In Comegys' mind, the classic muscle car was a steal at $5,500. A 1970 Mustang Coupe with a 351 Windsor V8 and a drag setup, it looked great in green with fat slicks out back and pizza cutters up front. Sure, it smoked and there were holes in the floor, but with a little work it was going to be great.


His collection of 1,940 illegally downloaded songs from artists such as Beck and the Stone Temple Pilots, it turns out, wasn't such a steal.

Downloaded using file-sharing service Kazaa, Comegys didn't think much about how the latter would affect the former until a two-inch-thick packet of paper arrived from a law firm represented the Recording Industry Association of America (RIAA).

The letters, written in terse, anal legalese, outlined how Comegys had two choices. He could either write the record company a check for $4,250 or be sued for damages amounting to $750 per song, or a grand total of $1.45 million. Yes, his ass now belonged to the RIAA.

Excerpts From RIAA Attorney Letters
You shall pay to the Record Companies the total sum of Four Thousand Two Hundred Fifty Dollars (US $4250.00) by cashier's check.


Ignorance of the law is not a defense.


If you choose not to settle the case, then we will name you as a defendant and serve you with a copy of the complaint.


The minimum damages under the law is $750 for each copyrighted recording that has been infringed ("shared"). If a court determines you acted "willfully," the maximum damage award can be substantially more.

"We called a lawyer who informed us that we were pretty much fucked and that if we go to trial we will lose," said Comegys. "He told us that the RIAA doesn't want $1.7 million, they only want to make an example of me and that most cases are settled for less than $5,000."


Comegys and his family didn't have much of a choice. They'd seen what happened to other RIAA targets like Matt Chow who went up against the FBI's Cyber Crime division because of his involvement in what they called a "file-sharing ring." Chow ended up winning the case, but says the "personal expense for lawyers, travel arrangements and research was in the neighborhood of two V8 Audi R8s."

Comegys and his parents didn't have that much money. Although they didn't even have the $4,250 the RIAA wanted, they decided they had to settle. He now had four months to come up with the cash or face a penalty.

"I worked my ass off for the next for months trying to save the money, but I could only make around $2,000 from the part-time, after-school job I had at a local grocery store," said Comegys.

When the four months was up he was still short on funds and the Mustang wasn't running. With no options left he put the car on eBay at a drastically reduced price of $2,500.

"Thinking back I think it was too low because it sold within a couple of hours," said Comegys. "Within a few days two men showed up with a flatbed to load up my baby.
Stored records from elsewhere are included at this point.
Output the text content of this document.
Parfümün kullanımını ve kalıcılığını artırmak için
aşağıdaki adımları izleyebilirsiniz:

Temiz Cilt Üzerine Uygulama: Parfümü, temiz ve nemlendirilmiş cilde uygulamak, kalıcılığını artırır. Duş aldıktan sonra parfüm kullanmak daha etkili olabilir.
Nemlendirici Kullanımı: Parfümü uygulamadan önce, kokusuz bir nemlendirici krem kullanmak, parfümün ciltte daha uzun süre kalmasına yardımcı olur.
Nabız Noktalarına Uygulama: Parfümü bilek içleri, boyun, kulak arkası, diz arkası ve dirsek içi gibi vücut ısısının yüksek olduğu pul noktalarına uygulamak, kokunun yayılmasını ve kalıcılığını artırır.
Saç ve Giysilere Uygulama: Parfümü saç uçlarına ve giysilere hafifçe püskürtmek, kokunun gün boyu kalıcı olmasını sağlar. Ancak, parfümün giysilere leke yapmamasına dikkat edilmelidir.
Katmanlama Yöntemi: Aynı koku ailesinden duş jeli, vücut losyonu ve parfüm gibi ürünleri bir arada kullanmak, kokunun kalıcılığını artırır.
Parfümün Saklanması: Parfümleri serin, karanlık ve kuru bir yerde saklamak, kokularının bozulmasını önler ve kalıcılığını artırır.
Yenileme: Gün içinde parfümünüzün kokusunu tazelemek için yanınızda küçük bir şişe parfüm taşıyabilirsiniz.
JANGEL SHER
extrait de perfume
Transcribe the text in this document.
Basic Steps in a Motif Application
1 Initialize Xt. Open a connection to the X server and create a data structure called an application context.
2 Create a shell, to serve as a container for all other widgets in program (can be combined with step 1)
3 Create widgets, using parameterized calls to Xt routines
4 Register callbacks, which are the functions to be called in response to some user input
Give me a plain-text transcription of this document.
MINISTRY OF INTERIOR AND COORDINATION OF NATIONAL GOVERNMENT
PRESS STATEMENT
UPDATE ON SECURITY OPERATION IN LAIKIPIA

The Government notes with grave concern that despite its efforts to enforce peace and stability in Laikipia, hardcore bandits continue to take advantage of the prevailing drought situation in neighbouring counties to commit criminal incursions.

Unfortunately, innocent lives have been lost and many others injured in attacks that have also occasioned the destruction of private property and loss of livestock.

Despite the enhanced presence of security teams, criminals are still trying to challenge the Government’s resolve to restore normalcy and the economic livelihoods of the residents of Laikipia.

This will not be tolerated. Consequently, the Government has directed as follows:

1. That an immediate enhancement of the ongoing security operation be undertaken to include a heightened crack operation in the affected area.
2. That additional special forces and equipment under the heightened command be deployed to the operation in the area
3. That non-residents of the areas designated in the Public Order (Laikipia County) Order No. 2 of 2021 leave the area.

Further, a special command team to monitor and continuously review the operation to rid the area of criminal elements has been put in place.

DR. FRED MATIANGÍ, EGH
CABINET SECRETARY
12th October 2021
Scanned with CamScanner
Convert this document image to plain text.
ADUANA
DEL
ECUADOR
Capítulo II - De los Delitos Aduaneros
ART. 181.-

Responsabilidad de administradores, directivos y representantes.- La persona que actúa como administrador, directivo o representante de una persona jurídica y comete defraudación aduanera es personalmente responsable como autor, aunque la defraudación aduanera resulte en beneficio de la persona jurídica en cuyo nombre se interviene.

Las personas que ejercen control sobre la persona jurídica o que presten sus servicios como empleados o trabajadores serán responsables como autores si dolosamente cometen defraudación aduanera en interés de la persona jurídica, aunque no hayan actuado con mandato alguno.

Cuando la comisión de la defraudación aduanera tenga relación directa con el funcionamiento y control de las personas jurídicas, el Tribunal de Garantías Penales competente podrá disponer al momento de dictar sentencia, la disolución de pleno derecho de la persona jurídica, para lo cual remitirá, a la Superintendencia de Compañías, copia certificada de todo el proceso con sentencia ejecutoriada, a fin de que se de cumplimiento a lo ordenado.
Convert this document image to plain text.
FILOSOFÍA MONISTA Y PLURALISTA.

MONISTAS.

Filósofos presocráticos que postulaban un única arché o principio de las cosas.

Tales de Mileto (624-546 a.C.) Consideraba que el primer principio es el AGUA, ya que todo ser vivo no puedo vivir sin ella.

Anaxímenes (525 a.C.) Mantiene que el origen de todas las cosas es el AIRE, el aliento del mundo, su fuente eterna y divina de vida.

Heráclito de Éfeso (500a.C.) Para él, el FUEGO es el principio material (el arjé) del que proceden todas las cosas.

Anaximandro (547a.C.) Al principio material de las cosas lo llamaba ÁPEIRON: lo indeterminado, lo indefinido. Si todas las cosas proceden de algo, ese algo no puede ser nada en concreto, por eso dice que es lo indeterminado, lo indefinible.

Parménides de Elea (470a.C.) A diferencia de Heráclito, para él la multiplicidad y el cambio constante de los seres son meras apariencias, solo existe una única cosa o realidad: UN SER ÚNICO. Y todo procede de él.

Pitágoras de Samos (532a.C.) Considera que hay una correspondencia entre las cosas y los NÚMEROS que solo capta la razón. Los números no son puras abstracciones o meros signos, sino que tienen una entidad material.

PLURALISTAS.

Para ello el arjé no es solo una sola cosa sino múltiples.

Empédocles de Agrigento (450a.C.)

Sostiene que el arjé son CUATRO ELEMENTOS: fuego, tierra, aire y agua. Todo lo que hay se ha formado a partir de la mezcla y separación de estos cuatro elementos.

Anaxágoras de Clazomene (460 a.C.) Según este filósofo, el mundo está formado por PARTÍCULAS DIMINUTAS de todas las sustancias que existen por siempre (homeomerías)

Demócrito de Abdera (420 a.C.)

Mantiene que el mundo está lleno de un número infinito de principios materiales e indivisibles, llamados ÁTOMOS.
I felt like I was selling my child as he handed me the cashiers check. Ashamed, I watched it towed off, never to be seen again."


It gets worse. The man who bought the car called a few weeks later to say the 351 was a Stroker motor and, once it was running, he was able to sell it for $8,000. Comegys had to work the next two years to pay off what he owed on the Mustang, even though he didn't get to drive it.

"People that are pirating media shouldn't think they are completely protected, there are always ways to figure out who you are and what you are transferring," explained Chow. "If you enjoy the music as much as I do you should have no problem taking $10 out of your wallet for the latest release at the local Best Buy or on iTunes."

Comegys echoes these concerns, even if he's still a little bitter about the whole affair.


"I know that downloading music through a sharing network is not a good idea. I don't condone it,"said Comegys. "I have learned from it, although I think that the way the music company sues random kids is 'fed up."

Sadly, Comegys is not alone. The RIAA has ensnared at least 28,000 people in its legal nets, including some who were innocent. And given the industry's tactics and the young age of the targets, many of these cases likely were settled at a much greater personal cost than the money the music industry is "recouping" from them.